‘Major Ripple Effect ‘Anticipated As Cloud Adoption Grows
Analysts at JP Morgan released a 50 page “note” to their investors outlining their reasoning for anticipating a major disruption of legacy technology vendors in the face of glowing cloud hosting adoption.
Sounds obvious, right? But JP Morgan has something of an inside track.
“Critical and Indispensable”
The report is the result of interviews with 207 CIOs from companies with IT budgets of at least $600 million — the 800lb gorillas of the economy. And these CIOs reportedly raved about the “transformative power” of cloud integration and cited AWS and Microsoft as “critical and indispensable” aspects of their IT deployment.
No longer the purview of forward-thinking companies looking to innovate in order to get high-impact performance at a lower price tag, cloud adoption is not only completely mainstream, its takeover may be complete within just a few more years. JP Morgan quotes one CIO as saying that his organization plans to go “all-in” with AWS.
The analysis supplied by JP Morgan anticipates that within five years, workload running in the cloud will increase from the current 16.2% to 41.3%. This “near- tripling of the public-Cloud-based workload mix represents a monumental architectural shift, which shows no signs of abating and is likely to create a major ripple effect across the entire technology landscape.”
Analysts called attention to the fact that the feedback has evolved substantially over the last couple of years. On the “Critical and Indispensable” list, Microsoft ranks first, at 45.9%. But AWS is second, at 13.9%. Can you imagine some of the biggest IT budgets built around dialing into a service that used to be thought of as the economy car of cloud vendors? One of the respondents called it a “paradigm shift” for their organization, and they’re unlikely to be the only ones.

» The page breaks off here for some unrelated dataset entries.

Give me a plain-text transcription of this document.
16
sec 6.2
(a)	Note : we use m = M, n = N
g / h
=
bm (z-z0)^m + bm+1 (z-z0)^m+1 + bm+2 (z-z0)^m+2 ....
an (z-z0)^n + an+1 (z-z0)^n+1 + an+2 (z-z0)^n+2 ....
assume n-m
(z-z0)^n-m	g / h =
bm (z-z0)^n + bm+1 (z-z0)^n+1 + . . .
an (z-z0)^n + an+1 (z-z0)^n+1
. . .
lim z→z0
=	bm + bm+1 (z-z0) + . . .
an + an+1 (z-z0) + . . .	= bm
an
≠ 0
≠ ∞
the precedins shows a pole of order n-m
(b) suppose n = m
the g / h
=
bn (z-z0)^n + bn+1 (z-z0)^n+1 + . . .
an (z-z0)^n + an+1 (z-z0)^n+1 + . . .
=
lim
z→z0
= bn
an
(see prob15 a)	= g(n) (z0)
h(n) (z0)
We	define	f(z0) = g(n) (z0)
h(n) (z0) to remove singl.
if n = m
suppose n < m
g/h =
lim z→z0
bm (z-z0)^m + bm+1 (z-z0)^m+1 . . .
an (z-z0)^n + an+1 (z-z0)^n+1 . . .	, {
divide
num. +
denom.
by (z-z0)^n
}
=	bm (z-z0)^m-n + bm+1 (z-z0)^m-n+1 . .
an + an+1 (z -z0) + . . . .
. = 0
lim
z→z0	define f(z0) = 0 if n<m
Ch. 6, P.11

Meanwhile, legacy vendors will be running scared. IBM, Hewlett-Packard, and Dell are the top three replies on the list of vendors who will lose market share in this new paradigm. With cloud- and cloud-first adoption taking hold in even the largest companies, CIOs evidently see these dinosaurs as emblematic of the old way of doing things. It will be interesting to see if those companies will be able to stay relevant.